Is the postal service failing to deliver on its promises?
We posted 100 first class letters. Just 56 arrived the next working day
After a deluge of e-mails complaining about the post, we devoted much of this morning's programme to a special investigation of the state of the Royal Mail.
We heard from the BBC's reporters and correspondents around the country, who've been conducting a snapshot test of the Royal Mail.
Between them, they posted 100 first class letters on Wednesday afternoon.
Only 56 of them had arrived by late yesterday afternoon - well short of the Royal Mail's own targets.
In a special programme this morning, Breakfast asked: is the Royal Mail failing to deliver?
We put the results of our spot-check to the Chief Executive of the Royal Mail, Adam Crozier.
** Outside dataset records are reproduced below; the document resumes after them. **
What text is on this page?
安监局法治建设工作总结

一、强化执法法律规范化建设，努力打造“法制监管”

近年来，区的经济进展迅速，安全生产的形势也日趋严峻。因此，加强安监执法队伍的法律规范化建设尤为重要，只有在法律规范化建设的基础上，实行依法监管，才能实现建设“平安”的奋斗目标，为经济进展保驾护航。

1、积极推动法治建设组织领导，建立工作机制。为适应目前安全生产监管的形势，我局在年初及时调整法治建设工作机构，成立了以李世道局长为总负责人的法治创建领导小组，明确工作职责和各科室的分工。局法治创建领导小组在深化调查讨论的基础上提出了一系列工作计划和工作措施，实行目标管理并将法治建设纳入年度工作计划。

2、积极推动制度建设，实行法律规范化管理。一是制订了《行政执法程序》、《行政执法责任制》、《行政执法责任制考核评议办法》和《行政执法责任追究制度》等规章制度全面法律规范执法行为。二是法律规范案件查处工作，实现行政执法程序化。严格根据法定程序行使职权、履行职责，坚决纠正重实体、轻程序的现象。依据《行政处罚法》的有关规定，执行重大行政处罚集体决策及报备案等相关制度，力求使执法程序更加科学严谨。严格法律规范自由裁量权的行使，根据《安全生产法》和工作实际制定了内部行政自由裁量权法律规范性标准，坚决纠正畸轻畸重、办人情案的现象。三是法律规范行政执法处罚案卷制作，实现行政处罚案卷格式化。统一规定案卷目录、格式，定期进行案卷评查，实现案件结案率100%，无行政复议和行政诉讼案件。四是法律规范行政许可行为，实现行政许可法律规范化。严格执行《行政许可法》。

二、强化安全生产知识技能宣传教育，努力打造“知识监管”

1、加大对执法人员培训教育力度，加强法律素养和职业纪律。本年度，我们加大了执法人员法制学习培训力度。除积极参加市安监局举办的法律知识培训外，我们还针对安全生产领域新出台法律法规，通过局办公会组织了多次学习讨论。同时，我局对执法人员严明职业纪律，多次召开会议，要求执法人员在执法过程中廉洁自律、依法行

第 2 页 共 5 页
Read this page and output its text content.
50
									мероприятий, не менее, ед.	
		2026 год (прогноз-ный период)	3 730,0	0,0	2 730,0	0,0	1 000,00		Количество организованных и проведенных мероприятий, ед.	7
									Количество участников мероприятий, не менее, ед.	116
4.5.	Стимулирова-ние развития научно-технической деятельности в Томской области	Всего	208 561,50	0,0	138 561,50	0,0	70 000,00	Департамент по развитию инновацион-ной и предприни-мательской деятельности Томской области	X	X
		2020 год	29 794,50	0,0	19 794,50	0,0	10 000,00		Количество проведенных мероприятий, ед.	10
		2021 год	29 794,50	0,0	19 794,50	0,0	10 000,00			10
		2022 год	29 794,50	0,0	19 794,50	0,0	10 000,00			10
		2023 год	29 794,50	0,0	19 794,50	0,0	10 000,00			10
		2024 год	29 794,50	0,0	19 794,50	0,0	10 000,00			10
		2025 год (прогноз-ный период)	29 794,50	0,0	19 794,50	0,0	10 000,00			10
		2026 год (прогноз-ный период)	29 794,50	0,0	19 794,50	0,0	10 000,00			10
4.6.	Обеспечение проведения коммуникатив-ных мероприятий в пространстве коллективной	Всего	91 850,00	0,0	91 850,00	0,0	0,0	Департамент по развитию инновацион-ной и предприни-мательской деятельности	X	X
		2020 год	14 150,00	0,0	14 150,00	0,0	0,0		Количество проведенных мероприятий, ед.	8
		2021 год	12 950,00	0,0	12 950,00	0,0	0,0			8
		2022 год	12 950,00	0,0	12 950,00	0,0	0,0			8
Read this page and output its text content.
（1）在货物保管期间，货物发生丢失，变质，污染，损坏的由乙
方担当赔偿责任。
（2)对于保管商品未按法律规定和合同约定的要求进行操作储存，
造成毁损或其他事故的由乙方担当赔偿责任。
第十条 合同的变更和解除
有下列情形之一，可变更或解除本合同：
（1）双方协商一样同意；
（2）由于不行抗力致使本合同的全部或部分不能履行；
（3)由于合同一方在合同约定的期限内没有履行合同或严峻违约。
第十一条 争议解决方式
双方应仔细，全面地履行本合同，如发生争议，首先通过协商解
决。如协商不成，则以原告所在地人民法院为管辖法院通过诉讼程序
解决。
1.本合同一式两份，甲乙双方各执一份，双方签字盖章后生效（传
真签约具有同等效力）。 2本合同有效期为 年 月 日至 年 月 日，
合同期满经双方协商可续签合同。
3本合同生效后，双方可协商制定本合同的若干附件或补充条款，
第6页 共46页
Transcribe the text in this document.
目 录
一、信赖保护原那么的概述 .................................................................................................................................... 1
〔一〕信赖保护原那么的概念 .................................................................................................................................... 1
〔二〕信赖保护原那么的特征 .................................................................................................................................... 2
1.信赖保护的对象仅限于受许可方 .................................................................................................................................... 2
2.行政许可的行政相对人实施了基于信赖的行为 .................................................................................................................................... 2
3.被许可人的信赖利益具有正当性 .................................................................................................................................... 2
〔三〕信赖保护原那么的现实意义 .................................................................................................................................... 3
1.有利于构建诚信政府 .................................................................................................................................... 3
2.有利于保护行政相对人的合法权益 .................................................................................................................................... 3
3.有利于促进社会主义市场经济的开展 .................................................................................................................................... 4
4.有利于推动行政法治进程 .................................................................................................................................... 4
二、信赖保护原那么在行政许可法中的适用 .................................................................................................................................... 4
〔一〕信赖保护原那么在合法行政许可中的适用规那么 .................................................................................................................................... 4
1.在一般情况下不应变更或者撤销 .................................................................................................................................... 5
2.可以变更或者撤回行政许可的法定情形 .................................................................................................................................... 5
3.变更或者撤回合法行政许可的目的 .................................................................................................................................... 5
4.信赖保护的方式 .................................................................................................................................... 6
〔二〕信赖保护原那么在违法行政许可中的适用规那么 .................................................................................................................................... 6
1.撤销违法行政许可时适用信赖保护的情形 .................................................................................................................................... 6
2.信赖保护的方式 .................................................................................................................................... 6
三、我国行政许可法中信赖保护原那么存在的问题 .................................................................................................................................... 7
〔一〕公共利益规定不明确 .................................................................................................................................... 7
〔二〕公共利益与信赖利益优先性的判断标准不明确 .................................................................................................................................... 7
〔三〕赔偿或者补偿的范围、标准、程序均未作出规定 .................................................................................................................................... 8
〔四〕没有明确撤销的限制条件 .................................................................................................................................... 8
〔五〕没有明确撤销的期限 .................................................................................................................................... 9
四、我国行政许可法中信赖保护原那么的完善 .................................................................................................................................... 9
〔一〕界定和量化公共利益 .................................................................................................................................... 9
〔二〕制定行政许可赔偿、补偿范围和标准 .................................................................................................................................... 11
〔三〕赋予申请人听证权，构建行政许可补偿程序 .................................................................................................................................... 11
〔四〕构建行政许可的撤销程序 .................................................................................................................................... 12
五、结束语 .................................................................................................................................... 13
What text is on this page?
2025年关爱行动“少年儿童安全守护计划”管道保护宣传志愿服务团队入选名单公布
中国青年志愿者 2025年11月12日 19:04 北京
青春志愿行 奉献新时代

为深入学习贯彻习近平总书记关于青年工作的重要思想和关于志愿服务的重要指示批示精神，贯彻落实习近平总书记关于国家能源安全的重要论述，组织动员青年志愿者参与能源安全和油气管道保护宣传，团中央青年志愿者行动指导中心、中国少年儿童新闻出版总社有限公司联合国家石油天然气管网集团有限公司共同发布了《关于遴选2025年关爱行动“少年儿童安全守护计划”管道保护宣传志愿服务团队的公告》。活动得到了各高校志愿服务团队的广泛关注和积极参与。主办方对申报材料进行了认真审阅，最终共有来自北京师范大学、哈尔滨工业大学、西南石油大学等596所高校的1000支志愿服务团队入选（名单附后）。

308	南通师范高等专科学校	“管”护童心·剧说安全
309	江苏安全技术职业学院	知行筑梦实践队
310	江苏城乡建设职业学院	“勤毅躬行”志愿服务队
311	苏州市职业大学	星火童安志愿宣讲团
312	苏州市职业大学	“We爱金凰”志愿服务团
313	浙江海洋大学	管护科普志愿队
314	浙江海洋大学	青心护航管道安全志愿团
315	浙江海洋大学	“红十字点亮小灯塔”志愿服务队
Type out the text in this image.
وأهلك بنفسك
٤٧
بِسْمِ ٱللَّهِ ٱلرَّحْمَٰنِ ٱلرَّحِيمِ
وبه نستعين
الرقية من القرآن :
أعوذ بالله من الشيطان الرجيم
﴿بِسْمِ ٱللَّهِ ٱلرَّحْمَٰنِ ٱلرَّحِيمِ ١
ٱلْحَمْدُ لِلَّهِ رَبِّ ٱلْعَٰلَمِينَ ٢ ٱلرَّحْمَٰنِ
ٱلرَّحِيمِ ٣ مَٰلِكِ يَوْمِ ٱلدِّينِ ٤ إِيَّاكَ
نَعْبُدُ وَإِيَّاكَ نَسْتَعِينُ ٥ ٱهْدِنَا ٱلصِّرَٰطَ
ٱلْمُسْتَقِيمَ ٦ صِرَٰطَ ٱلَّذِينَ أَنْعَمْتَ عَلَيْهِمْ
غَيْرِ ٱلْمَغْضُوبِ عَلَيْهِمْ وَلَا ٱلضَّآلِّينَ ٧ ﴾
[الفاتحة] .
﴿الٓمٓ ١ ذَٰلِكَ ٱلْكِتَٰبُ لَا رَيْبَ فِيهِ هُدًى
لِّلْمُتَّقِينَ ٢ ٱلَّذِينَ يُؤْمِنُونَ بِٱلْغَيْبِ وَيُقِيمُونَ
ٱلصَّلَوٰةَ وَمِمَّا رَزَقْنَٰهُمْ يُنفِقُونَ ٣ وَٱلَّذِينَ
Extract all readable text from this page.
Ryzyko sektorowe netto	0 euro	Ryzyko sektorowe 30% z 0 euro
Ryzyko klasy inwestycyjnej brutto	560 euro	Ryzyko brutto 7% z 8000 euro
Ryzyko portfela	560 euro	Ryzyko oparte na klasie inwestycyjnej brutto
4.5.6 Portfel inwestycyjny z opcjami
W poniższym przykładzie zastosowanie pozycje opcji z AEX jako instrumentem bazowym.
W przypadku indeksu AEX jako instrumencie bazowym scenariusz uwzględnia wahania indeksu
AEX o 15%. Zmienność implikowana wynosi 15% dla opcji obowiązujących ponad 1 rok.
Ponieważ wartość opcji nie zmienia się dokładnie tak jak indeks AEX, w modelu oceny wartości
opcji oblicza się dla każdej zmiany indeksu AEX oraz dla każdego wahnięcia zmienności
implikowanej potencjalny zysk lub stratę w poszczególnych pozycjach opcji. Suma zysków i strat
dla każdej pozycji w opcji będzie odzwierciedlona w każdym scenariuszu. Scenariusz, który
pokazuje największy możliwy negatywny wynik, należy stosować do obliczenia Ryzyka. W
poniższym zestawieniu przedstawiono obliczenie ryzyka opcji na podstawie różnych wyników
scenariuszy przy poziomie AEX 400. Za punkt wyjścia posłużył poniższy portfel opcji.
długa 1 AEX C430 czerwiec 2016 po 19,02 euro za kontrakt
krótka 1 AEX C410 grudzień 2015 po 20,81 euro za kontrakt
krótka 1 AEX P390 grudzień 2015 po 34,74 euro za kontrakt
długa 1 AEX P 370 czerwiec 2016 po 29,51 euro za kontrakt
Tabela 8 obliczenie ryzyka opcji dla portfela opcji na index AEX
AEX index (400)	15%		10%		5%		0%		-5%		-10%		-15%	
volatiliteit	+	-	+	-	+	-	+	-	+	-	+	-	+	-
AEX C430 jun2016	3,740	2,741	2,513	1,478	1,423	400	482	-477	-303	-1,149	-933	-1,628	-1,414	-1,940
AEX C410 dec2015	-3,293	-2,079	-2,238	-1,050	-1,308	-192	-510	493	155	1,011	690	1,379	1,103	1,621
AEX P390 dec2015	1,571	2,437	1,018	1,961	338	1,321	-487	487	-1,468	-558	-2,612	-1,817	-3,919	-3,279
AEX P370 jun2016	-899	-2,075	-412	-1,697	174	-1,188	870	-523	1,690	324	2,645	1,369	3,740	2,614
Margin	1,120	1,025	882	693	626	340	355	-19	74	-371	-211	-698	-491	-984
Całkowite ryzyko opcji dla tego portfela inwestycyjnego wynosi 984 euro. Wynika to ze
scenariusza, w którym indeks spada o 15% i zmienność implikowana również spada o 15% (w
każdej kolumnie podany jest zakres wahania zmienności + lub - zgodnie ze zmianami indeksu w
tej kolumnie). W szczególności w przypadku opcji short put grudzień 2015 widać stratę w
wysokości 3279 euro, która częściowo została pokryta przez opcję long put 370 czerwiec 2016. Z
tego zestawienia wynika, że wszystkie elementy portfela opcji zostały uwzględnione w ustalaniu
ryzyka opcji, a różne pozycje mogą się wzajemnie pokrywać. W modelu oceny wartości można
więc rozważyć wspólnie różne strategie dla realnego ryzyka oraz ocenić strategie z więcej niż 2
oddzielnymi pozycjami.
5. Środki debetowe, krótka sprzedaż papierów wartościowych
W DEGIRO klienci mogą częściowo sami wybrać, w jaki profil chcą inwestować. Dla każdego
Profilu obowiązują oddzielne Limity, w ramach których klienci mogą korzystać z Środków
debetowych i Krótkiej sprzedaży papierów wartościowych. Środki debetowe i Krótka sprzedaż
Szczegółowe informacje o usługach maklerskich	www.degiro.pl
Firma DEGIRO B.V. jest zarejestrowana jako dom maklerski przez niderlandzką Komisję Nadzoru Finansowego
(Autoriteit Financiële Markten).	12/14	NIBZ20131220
Crozier: taking personal charge
"We recognise that you have highlighted some problem areas, " he told us.
"As group Chief Executive, I will step in to run the letters business.
"Until now, I have not personally run the letters business, but I think it's important that I do - I think it's important that everyone takes responsibility for the letters business, from the top to the bottom."
Mr Crozier revealed he'd called a meeting of operations directors in London, to sort out problems with deliveries.
"We are focused on making sure that the quality of service improves and we hope to begin to see improvements within the next two to three months."
We talked to Billy Hayes, leader of the Union of Communications Workers
He told us post workers were struggling to cope with an increasing number of addresses - up from 21 million to 27 million - while 10% of the workforce had been cut.
And - again - we had hundreds of e-mails
For the price of a First Class stamp - 28p - The Royal Mail aims to deliver letters the next working day, wherever they're posted in the UK.
In reality, just over 92% of first class letters arrived on time last year. During last Autumn's wildcat strikes, the figure dropped to about 80%
It's thought that around 14 million letters go missing each year.
After conducting its own survey, the consumer organisation Postwatch reckons that much of the missing mail has been wrongly-delivered, rather than stolen or destroyed.
Most of us deliver the letter to the right address - but we might take some time to do it.
But a small minority of us put mis-delivered letters straight into the bin.
We asked BBC correspondents and producers to send 100 First Class letters across the country.
Four out of five of Julia's letters arrived in Cardiff
We divided our testers into pairs and gave each person five letters to send to the other. All our letters were posted by 3pm on Wednesday (May 5).
This shows how many had reached their destination by late yesterday afternoon (Thursday) giving us a snapshot of the state of the Royal Mail's services:
Glasgow to Plymouth: 3
Plymouth to Glasgow: 5 Cardiff to London: 0
London to Cardiff: 4
Belfast to Manchester: 0
Manchester to Belfast: 0
County Durham to Warwickshire: 5
Warwickshire to County Durham: 1
London to Buckinghamshire: 5
Buckinghamshire to London: 4
Cambridge to Southampton: 5
Southampton to Cambridge: 3
Tunbridge Wells to Orkney: 5
Orkney to Tunbridge Wells: 0 Jersey to Dumfries: 0
Dumfries to Jersey: 0
Stoke to Bristol: 1
Bristol to Stoke: 5
Cheltenham to Carlisle: 5
Carlisle to Cheltenham: 5
A total of 56 out of 100 first class letters arrived by the next working day.
Because of an error in editing, the figures for senders and recipients were originally transposed (although the totals remain the same) They have now been corrected. Our apologies to all involved.